Statistical approaches to processing natural language text have become dominant in recent years. This foundational text is the first comprehensive introduction to statistical natural language processing (NLP) to appear. The book contains all the theory and algorithms needed for building NLP tools. It provides broad but rigorous coverage of mathematical and linguistic foundations, as well as detailed discussion of statistical methods, allowing students and researchers to construct their own implementations. The book covers collocation finding, word sense disambiguation, probabilistic parsing, information retrieval, and other applications.
A must read for anyone looking to get into NLP. Teaches from first principles, including briefly touching on information theory/entropy. I felt it was well grounded, and proceded at a good pace. No prior knowledge is required.
I picked this up at the same time as "Speech and Language Processing" (Jurafsky & Martin) and while Foundations is a much narrower book (making up with depth), I think it's for the better, as I found SLP far too broad and thin.

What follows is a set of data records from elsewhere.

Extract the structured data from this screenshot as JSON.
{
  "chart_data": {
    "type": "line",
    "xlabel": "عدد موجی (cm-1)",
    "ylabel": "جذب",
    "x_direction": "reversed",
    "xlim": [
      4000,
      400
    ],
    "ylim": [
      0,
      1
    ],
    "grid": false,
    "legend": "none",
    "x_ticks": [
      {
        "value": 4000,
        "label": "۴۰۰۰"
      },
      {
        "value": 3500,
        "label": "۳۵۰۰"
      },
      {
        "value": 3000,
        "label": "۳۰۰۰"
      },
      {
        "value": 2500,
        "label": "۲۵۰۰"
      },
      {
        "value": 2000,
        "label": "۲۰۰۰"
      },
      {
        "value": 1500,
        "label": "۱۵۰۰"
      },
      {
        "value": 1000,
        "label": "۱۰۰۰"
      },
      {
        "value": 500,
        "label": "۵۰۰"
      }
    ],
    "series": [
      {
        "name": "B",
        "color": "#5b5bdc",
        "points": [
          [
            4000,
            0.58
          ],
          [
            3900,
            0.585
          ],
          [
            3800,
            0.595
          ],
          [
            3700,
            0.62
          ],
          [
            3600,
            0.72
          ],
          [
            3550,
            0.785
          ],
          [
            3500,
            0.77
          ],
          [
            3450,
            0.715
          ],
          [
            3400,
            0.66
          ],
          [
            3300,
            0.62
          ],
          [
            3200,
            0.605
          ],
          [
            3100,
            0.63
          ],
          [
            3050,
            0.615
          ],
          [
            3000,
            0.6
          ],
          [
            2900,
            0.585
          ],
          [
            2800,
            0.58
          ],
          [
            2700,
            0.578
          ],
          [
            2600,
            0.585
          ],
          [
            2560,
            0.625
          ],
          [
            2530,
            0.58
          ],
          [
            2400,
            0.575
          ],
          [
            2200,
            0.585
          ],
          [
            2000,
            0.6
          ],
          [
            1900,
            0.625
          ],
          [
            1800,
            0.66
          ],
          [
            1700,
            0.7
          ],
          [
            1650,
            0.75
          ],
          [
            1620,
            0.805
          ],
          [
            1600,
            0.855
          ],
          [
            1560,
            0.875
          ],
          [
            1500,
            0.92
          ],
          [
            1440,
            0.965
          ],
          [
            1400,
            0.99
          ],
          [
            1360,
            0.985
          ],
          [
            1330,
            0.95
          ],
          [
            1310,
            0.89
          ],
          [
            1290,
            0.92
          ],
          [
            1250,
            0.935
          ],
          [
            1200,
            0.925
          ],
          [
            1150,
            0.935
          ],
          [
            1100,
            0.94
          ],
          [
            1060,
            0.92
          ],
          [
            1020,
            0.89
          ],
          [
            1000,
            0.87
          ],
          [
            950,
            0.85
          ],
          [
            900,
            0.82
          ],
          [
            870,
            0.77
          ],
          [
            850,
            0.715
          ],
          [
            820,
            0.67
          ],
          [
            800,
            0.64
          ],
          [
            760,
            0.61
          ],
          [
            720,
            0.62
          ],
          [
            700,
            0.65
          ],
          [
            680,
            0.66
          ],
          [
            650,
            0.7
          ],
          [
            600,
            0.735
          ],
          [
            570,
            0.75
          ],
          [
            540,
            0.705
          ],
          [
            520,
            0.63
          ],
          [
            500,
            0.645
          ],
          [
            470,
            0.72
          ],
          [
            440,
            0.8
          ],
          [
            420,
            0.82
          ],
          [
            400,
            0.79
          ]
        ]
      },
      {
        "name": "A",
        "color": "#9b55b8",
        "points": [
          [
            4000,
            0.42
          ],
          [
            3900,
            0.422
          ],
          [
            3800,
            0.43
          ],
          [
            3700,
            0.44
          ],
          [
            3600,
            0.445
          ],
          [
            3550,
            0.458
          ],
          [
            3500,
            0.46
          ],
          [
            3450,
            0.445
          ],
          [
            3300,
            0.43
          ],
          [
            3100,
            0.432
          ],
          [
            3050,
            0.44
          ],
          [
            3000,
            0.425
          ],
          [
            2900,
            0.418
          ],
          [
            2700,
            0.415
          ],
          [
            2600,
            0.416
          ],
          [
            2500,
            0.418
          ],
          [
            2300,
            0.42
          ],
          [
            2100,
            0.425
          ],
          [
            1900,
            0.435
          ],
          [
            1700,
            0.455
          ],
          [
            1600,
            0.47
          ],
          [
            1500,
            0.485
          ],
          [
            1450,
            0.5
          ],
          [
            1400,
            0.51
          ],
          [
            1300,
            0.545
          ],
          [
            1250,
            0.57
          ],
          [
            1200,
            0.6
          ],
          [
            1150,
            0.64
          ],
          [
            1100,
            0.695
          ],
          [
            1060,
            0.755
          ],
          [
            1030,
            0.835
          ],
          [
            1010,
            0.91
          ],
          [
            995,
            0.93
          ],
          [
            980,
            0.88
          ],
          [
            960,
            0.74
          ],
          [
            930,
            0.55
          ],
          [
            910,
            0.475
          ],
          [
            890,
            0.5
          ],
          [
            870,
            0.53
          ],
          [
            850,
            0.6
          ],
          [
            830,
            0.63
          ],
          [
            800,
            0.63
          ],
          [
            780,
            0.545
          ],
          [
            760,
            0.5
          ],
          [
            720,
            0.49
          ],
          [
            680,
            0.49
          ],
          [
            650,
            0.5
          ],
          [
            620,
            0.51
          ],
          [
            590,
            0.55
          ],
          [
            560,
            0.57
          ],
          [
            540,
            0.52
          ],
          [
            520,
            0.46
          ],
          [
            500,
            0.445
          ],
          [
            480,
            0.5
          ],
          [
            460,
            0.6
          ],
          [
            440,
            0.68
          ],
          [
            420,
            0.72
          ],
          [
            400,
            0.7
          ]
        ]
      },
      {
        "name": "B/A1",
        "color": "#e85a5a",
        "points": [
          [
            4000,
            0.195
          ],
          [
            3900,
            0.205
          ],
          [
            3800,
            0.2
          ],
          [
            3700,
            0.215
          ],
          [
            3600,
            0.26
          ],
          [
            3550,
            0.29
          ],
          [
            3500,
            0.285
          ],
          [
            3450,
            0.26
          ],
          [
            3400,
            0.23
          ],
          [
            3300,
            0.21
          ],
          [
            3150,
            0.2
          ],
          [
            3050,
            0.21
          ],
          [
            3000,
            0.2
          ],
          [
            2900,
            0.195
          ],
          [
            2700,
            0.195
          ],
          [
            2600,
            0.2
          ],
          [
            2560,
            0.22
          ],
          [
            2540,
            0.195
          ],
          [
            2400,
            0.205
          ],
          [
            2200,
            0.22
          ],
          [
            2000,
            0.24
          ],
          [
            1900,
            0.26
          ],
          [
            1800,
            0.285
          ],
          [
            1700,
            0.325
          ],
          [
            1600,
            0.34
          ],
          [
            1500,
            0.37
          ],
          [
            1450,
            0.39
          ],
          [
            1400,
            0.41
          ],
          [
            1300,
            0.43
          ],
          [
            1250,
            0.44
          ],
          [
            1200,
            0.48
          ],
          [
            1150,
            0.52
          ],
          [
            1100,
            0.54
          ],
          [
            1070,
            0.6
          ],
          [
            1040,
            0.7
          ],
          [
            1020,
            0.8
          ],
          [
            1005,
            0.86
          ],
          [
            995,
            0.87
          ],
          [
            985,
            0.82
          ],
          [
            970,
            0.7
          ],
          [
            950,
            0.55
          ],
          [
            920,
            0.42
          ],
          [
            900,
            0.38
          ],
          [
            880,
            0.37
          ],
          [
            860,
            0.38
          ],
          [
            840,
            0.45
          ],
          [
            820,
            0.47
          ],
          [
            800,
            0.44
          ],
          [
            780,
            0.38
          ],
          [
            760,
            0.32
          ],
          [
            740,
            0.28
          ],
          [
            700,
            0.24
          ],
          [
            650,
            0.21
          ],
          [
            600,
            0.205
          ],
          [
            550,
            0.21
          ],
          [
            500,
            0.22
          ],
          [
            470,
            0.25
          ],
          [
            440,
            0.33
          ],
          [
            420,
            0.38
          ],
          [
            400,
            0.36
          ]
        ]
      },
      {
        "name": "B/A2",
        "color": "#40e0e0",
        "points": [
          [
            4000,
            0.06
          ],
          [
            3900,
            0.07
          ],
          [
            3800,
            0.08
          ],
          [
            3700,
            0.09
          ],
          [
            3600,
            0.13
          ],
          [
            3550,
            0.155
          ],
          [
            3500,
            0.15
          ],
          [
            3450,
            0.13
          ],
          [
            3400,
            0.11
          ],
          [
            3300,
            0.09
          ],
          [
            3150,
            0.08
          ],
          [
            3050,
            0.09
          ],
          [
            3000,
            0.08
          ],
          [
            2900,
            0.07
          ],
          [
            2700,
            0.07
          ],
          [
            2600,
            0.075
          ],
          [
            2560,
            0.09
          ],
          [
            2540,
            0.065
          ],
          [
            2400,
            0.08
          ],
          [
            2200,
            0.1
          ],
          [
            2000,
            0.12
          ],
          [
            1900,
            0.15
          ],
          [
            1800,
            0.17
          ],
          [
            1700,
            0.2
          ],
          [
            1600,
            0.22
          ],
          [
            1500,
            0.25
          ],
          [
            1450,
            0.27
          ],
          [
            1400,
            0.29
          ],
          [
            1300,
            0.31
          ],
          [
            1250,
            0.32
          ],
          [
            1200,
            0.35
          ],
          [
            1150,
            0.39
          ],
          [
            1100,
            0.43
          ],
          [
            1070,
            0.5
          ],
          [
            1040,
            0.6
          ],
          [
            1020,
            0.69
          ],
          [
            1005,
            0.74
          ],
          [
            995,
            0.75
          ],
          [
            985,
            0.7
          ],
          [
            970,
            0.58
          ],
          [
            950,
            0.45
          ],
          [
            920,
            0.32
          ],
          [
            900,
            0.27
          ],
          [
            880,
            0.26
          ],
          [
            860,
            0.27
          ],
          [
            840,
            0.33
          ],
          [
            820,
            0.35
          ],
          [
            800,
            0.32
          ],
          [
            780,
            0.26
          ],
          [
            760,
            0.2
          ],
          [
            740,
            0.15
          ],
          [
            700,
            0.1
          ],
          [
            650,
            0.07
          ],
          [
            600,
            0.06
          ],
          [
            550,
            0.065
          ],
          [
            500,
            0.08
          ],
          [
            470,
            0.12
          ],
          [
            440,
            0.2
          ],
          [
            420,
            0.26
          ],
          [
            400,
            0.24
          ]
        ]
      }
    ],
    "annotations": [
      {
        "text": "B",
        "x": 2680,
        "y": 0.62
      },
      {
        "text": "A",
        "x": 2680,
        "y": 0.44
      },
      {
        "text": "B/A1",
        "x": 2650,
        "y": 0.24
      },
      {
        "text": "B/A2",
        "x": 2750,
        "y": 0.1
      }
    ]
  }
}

As the great American anthropologist-linguist Edward Sapir put it, all grammars leak. Some sentences are obviously grammatical, some are obviously ungrammatical, but there are gray areas; native speakers of English disagree on whether sentences such as "Who did Jo think said John saw him?" and "The boys read Mary's stories about each other" are grammatical. A way of resolving this difficulty is to look at a large corpus of texts; sentence structures that occur there often are grammatical, sentence structures that never occur are ungrammatical, and those that occur rarely are in a gray area. We will also need to assign a nonzero probability to sentence structures that we have never seen before, higher if they resembe ones that we've seen before than if they don't. Before Noam Chomsky invented them in 1957, neither "Colorless green ideas sleep furiously" nor "Furiously sleep ideas green colorless" ever occurred in an English text, but sentences like the former occurred much more frequently than sentences like the latter. This book discusses various algorithms used in corpus-based linguistics: parsing text, aligning text in two languages, deciding on the meaning of ambiguous words such as "plant" (a living organism from the kingdom Plantae, or a factory) and "interest" (curiosity, or share in a company). These algorithms do not always work correctly, but they work well enough to be used in the real world.
A classic on natural language processing. If you know nothing about natural language processing, or have a piecemeal understanding, this book will give you an overview of the field in a rigorous and yet comprehensible way.
Note that this book was written in 1999, so it far predates the current practice to use recursive neural networks for natural language. This book will give you exactly what it says in the title, Foundations, not “modern best practices.”
This 1999 book does a good job of explaining the different areas of statistical NLP. It was easy to read and very clear, even the formula-heavy sections. The sections on collocations (multi-word phrases) and verb subcategorization were largely new to me. The problems that natural-language research has faced are similar to the ones computer vision faces, but easier. What that means is that the researchers have made a lot more progress in the higher-level organization of concepts instead of getting stuck at the level of simple features and recognizing objects like computer vision has been.
This and Speech and Language Processing by Jurafsky and Martin are the two big introductory texts in natural language processing. I prefer the Jurafsky book; it goes into more detail, has more examples, and is written more for use as a class text. The Manning and Schutze book is much more mathematically oriented and goes into more detail on algorithms, so if you're focusing on the statistical aspect more than the language aspect, refer to this book. Ideally, you probably want both.